Dieser Umstand wird gerne erwähnt beim Erzählen der Anekdote, wie Albert Einstein als Jungspund beim Fahrradfahren der erste Ideenfunke zur Entwicklung der Relativitätstheorie in den Sinn kam. Er tauschte sein Fortbewegungsvehikel gedanklich durch einen Lichtstrahl aus und überlegte sich, wie die Welt auf diese Weise aussieht. Mit der Theorie, die er daraus ableitete, stellte er die Physik des beginnenden 20. Jahrhunderts einigermaßen auf den Kopf - die Ergebnisse der Relativitätstheorie finden bis heute tagtägliche Anwendung, etwa im GPS-Ortungssystem, und sind aus Wissenschaft und Technologie nicht mehr wegzudenken.

Dass gerade die junge Generation dazu prädestiniert ist, Probleme erst sichtbar zu machen, zeigte auch das diesjährige Finale von "Jugend innovativ". So war in einer der Jurybegründungen für die Preisträger zu hören: "Ihr habt einen sehr kreativen Lösungsansatz gewählt, zu einem Problem, dass uns gar nicht bewusst war."
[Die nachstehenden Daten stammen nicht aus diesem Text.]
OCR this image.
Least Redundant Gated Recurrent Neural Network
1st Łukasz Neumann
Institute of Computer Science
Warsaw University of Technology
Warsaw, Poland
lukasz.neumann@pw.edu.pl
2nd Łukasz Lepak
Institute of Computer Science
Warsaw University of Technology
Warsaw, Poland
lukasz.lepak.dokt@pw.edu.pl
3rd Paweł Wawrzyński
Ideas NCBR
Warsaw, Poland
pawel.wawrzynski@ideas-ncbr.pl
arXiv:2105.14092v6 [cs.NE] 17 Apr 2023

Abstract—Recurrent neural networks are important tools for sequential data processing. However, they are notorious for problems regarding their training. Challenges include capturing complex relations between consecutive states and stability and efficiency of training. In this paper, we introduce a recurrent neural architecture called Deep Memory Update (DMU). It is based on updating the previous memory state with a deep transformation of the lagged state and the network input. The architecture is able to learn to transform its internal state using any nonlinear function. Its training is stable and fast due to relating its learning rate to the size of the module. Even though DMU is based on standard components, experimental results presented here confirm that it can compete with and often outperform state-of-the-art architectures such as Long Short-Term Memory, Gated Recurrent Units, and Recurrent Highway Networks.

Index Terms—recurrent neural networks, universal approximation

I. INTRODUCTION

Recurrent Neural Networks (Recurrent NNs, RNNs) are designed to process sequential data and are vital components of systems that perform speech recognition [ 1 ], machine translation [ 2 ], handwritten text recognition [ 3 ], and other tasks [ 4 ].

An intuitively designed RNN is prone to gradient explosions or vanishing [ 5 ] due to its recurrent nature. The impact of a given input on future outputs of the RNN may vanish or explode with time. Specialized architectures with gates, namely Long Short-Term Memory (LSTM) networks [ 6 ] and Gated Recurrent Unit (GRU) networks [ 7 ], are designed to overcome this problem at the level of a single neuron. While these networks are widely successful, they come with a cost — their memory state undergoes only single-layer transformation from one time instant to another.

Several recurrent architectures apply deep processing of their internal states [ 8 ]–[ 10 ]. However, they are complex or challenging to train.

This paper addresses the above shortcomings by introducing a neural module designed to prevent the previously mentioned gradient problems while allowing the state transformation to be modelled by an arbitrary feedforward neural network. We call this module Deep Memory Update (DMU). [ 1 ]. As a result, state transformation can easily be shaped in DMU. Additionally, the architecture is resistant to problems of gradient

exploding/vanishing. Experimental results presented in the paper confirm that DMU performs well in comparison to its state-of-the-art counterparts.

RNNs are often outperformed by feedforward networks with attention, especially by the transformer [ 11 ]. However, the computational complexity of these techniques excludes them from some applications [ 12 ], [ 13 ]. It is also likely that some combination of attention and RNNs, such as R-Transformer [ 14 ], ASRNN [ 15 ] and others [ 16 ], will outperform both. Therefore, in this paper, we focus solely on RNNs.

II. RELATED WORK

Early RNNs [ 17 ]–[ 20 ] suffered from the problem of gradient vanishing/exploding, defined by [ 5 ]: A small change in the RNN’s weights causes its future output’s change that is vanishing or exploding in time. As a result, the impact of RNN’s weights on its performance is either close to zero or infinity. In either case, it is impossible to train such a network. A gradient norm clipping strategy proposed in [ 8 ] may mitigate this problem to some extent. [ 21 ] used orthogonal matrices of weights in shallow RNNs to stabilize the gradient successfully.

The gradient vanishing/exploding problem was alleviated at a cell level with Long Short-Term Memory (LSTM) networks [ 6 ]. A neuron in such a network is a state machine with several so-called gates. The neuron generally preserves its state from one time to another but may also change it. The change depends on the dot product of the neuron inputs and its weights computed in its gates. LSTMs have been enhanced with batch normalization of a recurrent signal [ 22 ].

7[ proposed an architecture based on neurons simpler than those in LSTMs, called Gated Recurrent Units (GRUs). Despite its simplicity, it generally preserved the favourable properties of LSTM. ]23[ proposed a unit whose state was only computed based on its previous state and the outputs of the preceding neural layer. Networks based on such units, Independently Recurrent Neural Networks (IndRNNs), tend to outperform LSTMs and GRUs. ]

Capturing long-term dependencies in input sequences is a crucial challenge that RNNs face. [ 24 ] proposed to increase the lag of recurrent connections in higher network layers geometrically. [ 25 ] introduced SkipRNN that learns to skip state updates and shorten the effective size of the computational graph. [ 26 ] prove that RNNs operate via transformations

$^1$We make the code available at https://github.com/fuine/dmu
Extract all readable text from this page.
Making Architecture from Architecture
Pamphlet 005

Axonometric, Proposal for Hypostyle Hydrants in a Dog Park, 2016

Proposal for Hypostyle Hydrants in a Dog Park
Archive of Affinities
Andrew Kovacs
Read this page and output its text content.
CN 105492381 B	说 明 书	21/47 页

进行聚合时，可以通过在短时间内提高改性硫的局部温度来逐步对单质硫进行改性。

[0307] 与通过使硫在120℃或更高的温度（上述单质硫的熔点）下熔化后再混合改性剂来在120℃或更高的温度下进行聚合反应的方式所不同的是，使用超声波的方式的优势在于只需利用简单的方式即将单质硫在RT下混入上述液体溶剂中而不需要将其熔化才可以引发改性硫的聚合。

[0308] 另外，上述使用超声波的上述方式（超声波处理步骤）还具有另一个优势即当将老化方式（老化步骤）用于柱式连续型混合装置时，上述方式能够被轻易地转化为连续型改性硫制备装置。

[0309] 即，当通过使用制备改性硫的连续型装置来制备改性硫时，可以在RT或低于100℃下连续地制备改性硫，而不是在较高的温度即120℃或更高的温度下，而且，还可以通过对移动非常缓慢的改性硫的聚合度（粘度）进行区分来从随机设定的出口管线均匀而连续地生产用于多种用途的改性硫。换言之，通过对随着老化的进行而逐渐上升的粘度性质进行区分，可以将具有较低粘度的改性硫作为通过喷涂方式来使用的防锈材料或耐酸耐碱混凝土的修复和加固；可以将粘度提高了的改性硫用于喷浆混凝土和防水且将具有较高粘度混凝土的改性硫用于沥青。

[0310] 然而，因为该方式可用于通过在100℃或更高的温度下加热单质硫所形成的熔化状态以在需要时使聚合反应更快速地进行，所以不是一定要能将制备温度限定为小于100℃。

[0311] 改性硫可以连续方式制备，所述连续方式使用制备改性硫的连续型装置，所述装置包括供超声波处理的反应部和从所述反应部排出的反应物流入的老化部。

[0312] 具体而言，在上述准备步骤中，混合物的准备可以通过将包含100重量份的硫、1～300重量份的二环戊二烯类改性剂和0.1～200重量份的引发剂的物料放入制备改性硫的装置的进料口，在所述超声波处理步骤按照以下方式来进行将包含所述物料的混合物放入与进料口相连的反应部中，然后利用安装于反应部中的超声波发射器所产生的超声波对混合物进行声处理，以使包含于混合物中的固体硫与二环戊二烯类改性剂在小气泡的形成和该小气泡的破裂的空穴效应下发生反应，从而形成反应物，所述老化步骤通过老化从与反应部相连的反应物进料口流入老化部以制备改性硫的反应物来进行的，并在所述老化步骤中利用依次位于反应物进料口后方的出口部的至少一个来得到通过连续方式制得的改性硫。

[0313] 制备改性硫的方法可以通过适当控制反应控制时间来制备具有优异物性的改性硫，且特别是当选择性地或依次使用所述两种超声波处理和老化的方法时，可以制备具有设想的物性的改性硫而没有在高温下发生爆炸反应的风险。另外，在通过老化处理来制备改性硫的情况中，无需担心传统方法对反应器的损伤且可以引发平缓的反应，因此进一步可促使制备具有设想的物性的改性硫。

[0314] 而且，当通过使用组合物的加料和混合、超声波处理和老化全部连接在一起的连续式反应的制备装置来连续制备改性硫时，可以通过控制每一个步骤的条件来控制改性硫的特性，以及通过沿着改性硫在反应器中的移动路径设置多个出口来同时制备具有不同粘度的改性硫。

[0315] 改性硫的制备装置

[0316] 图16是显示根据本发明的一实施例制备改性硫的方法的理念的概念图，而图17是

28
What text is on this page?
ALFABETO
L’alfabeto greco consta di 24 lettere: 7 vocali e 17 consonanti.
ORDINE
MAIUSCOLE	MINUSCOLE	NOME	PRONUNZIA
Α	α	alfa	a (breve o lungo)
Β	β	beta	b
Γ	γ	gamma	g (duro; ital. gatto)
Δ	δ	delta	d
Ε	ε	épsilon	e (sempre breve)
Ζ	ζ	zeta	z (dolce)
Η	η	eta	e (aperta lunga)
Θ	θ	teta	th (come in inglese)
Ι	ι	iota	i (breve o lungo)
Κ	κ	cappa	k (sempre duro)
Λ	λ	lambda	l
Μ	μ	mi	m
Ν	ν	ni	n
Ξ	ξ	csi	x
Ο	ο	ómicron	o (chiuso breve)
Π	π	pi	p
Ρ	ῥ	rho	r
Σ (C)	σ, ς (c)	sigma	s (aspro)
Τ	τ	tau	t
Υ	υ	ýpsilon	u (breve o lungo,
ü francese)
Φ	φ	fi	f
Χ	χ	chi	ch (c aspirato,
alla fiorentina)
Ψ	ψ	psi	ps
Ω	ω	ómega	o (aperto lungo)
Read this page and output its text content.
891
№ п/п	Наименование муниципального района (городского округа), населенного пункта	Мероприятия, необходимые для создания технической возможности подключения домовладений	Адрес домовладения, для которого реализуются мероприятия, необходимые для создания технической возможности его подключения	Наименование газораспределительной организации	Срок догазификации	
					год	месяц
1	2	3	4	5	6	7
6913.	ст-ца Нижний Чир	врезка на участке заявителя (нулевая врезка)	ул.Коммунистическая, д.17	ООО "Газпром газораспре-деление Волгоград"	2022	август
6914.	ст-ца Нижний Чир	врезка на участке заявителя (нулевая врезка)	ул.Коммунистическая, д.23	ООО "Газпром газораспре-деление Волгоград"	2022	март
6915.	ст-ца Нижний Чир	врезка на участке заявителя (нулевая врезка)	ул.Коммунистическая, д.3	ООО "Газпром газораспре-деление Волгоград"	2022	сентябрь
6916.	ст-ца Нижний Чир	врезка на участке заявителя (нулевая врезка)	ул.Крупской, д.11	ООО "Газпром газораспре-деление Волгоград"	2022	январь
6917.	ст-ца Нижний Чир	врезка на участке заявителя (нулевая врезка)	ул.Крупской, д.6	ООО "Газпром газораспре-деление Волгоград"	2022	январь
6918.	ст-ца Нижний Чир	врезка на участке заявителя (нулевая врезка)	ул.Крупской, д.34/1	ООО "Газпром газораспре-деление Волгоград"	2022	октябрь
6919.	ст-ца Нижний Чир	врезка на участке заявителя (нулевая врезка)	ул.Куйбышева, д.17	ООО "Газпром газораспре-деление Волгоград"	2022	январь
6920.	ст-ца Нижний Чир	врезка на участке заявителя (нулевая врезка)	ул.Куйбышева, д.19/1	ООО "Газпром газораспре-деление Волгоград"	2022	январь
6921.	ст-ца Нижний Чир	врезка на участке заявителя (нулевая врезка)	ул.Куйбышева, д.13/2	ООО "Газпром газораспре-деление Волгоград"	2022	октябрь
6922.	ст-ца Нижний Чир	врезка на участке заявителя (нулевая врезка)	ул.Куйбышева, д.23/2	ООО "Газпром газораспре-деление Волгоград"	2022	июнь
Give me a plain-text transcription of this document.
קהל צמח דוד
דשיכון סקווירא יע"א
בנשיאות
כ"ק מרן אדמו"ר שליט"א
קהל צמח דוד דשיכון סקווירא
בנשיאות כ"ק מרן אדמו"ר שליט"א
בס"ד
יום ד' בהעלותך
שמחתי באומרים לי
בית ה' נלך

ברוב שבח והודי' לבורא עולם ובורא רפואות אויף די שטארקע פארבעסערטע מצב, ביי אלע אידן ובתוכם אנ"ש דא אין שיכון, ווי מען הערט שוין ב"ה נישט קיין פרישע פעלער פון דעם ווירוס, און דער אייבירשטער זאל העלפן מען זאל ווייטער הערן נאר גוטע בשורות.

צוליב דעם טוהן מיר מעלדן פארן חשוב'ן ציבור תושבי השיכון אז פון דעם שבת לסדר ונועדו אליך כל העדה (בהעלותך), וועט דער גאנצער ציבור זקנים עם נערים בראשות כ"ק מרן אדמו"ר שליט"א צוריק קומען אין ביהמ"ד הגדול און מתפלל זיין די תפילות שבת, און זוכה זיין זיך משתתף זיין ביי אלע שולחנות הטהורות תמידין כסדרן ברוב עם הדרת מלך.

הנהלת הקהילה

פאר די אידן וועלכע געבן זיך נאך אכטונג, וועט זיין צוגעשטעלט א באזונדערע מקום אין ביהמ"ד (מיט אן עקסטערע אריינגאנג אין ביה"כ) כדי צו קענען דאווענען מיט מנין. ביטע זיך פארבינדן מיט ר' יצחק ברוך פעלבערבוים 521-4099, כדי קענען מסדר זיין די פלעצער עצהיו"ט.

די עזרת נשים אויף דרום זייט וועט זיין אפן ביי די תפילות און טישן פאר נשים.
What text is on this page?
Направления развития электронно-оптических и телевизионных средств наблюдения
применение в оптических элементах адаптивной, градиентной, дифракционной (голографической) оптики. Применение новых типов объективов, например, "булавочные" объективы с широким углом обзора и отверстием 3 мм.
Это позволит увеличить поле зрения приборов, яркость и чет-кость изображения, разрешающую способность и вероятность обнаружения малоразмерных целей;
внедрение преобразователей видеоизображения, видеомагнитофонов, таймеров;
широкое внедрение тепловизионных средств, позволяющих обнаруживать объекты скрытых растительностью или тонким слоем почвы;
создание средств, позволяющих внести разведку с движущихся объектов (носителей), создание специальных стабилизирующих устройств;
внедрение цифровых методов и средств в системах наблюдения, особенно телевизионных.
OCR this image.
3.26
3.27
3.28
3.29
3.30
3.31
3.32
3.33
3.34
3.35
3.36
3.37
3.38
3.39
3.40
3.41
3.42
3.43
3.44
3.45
"Jugend innovativ" zählt zu den renommiertesten Wettbewerben zur Förderung junger Wissenschafts- und Wirtschaftstalente aus Österreich, dabei ist er selbst nicht mehr der Jüngste: Letzten Freitag ging im Beisein von Wirtschaftsminister Reinhold Mitterlehner im Welios Science Center Wels der 24. Jahrgang ins Finale.

Perfekte Stirnfransen

Mit 549 Projekten beteiligten sich heuer so viele Schülerteams wie noch nie am Wettbewerb, der von Wirtschafts- und Unterrichtsministerium finanziert und der Förderbank Austria Wirtschaftsservice organisiert wird. Doch was war nun das Problem, das den Jurymitgliedern nicht bewusst war? Mithilfe einer Folie, die mit waagrechten und schrägen Linien und einer kleinen Wasserwaage versehen ist sowie mit einem hautverträglichen Klebestreifen an der Stirn direkt unter dem Haaransatz befestigt werden kann, kann der perfekte Stirnfransenhaarschnitt nicht mehr danebengehen.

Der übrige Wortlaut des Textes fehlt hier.